简体   繁体   English

如何删除每个包含非字母字符的单词

[英]How to remove every word with non alphabetic characters

I need to write a python script that removes every word in a text file with non alphabetical characters, in order to test Zipf's law.我需要编写一个 python 脚本,用非字母字符删除文本文件中的每个单词,以测试 Zipf 定律。 For example:例如:

asdf@gmail.com said: I've taken 2 reports to the boss

to

taken reports to the boss

How should I proceed?我应该如何进行?

Using regular expressions to match only letters (and underscores), you can do this: 使用正则表达式仅匹配字母(和下划线),您可以这样做:

import re

s = "asdf@gmail.com said: I've taken 2 reports to the boss"
# s = open('text.txt').read()

tokens = s.strip().split()
clean_tokens = [t for t in tokens if re.match(r'[^\W\d]*$', t)]
# ['taken', 'reports', 'to', 'the', 'boss']
clean_s = ' '.join(clean_tokens)
# 'taken reports to the boss'

Try this: 试试这个:

sentence = "asdf@gmail.com said: I've taken 2 reports to the boss"
words = [word for word in sentence.split() if word.isalpha()]
# ['taken', 'reports', 'to', 'the', 'boss']

result = ' '.join(words)
# taken reports to the boss

You can use split() and is isalpha() to get a list of words who only have alphabetic characters AND there is at least one character. 您可以使用split()isalpha()来获取仅包含字母字符并且至少有一个字符的单词列表。

>>> sentence = "asdf@gmail.com said: I've taken 2 reports to the boss"
>>> alpha_words = [word for word in sentence.split() if word.isalpha()]
>>> print(alpha_words)
['taken', 'reports', 'to', 'the', 'boss']

You can then use join() to make the list into one string: 然后,您可以使用join()将列表转换为一个字符串:

>>> alpha_only_string = " ".join(alpha_words)
>>> print(alpha_only_string)
taken reports to the boss

The nltk package is specialised in handling text and has various functions you can use to 'tokenize' text into words. nltk包专门用于处理文本,并具有各种功能,可用于将文本“标记”为单词。

You can either use the RegexpTokenizer , or the word_tokenize with a slight adaptation. 您可以使用RegexpTokenizer ,也可以稍微调整word_tokenize

The easiest and simplest is the RegexpTokenizer : 最简单最简单的是RegexpTokenizer

import nltk

text = "asdf@gmail.com said: I've taken 2 reports to the boss. I didn't do the other things."

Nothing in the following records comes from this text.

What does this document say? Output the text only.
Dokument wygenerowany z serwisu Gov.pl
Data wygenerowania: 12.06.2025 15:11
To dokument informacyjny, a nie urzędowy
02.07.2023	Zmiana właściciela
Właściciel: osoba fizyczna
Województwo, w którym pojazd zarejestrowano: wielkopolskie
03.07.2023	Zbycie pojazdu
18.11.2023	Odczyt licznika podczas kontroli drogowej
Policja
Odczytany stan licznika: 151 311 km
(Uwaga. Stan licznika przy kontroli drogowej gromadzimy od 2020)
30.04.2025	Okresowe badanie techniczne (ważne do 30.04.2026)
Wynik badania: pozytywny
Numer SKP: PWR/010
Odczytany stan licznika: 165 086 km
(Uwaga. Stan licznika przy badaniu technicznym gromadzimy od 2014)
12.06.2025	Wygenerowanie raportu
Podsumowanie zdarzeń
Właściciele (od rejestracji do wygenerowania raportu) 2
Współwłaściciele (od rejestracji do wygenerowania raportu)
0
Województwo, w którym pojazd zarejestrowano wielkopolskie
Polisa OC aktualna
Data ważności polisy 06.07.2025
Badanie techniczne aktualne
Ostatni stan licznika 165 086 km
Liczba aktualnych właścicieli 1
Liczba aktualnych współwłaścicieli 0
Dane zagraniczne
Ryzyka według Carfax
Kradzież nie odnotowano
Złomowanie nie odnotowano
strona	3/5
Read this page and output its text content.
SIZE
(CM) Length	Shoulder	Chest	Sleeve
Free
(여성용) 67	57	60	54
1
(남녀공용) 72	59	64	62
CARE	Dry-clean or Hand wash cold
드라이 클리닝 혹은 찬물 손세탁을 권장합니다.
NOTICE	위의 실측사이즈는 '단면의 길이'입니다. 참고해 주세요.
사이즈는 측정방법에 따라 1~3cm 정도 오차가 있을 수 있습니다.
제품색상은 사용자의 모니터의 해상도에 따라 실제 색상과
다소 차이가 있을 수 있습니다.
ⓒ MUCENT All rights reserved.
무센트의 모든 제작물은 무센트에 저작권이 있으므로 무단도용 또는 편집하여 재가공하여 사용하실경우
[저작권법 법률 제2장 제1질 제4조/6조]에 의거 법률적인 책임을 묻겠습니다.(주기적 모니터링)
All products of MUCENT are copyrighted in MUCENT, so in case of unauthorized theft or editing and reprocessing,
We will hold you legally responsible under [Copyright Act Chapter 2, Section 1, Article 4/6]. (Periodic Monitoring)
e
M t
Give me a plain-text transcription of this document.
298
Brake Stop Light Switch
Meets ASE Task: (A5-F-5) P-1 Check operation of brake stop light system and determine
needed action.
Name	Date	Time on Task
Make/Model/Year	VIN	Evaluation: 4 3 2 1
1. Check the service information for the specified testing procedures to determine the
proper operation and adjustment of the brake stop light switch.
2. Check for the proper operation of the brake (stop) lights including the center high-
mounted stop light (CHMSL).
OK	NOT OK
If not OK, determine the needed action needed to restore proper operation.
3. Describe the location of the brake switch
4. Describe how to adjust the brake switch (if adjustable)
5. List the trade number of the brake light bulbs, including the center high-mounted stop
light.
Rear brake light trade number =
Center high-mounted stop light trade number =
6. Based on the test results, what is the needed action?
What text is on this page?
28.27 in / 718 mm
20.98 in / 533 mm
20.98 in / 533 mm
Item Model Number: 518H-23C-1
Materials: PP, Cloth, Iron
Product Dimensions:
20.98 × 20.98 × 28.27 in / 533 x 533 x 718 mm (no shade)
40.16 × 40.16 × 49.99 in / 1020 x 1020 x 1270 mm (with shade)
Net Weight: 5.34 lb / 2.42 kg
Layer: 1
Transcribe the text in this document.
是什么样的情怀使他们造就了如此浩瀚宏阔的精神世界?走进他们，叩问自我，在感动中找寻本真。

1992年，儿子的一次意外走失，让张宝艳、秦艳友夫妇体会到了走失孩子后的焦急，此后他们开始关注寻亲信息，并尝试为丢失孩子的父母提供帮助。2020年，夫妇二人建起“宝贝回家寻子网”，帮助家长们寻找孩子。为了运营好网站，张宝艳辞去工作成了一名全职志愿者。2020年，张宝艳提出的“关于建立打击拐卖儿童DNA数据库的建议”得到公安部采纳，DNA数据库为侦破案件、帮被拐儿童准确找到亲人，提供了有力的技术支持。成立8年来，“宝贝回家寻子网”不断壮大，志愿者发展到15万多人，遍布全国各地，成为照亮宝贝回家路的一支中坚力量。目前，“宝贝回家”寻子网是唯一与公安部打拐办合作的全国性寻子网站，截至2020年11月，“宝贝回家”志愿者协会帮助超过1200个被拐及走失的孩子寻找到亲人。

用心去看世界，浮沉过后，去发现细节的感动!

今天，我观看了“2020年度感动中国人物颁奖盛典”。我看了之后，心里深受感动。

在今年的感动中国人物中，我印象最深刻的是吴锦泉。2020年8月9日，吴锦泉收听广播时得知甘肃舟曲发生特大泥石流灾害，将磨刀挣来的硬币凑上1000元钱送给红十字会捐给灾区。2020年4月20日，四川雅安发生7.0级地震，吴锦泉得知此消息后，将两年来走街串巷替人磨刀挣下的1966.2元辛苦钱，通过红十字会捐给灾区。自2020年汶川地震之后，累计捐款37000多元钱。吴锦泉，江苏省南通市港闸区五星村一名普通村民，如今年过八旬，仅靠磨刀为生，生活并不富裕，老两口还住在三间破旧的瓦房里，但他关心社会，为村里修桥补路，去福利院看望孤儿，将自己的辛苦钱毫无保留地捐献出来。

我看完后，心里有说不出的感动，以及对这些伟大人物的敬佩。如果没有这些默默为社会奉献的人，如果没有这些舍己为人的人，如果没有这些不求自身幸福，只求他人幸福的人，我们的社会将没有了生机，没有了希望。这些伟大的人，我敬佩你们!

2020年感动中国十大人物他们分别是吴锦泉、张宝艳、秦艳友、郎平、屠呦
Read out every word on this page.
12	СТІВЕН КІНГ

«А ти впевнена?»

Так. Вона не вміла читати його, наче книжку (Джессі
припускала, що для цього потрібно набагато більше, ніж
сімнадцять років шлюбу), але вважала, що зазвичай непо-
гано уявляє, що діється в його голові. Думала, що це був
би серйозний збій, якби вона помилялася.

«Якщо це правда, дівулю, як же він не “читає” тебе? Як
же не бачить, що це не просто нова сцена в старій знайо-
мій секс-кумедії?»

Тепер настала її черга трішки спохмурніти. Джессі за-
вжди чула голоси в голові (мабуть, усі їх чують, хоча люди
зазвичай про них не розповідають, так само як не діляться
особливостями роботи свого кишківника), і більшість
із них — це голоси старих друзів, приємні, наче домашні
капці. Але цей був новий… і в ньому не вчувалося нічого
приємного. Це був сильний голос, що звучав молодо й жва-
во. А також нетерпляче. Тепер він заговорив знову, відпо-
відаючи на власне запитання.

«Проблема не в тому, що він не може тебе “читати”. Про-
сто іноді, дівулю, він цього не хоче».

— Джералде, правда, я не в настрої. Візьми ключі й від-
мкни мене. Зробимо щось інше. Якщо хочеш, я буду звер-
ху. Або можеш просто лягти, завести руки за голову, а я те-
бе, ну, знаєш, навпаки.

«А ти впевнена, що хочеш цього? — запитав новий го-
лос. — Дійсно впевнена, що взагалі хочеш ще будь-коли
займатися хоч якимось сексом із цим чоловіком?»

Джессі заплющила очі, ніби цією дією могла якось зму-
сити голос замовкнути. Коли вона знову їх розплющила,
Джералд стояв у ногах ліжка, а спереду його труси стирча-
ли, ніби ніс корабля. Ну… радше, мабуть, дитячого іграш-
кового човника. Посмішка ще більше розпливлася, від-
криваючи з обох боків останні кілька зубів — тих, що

result = nltk.RegexpTokenizer(r'\w+').tokenize(text)

Which returns: 哪个回报:

`['asdf', 'gmail', 'com', 'said', 'I', 've', 'taken', '2', 'reports', 'to', 'the', 'boss', 'I', 'didn', 't', 'do', 'the', 'other', 'things']`

Or you can use the slightly smarter word_tokenize which is able to split most contractions like didn't into did and n't . 或者你可以使用稍微聪明word_tokenize它能够像分裂最宫缩didn'tdidn't

import re
import nltk
nltk.download('punkt')  # You only have to do this once

def contains_letters(phrase):
    return bool(re.search('[a-zA-Z]', phrase))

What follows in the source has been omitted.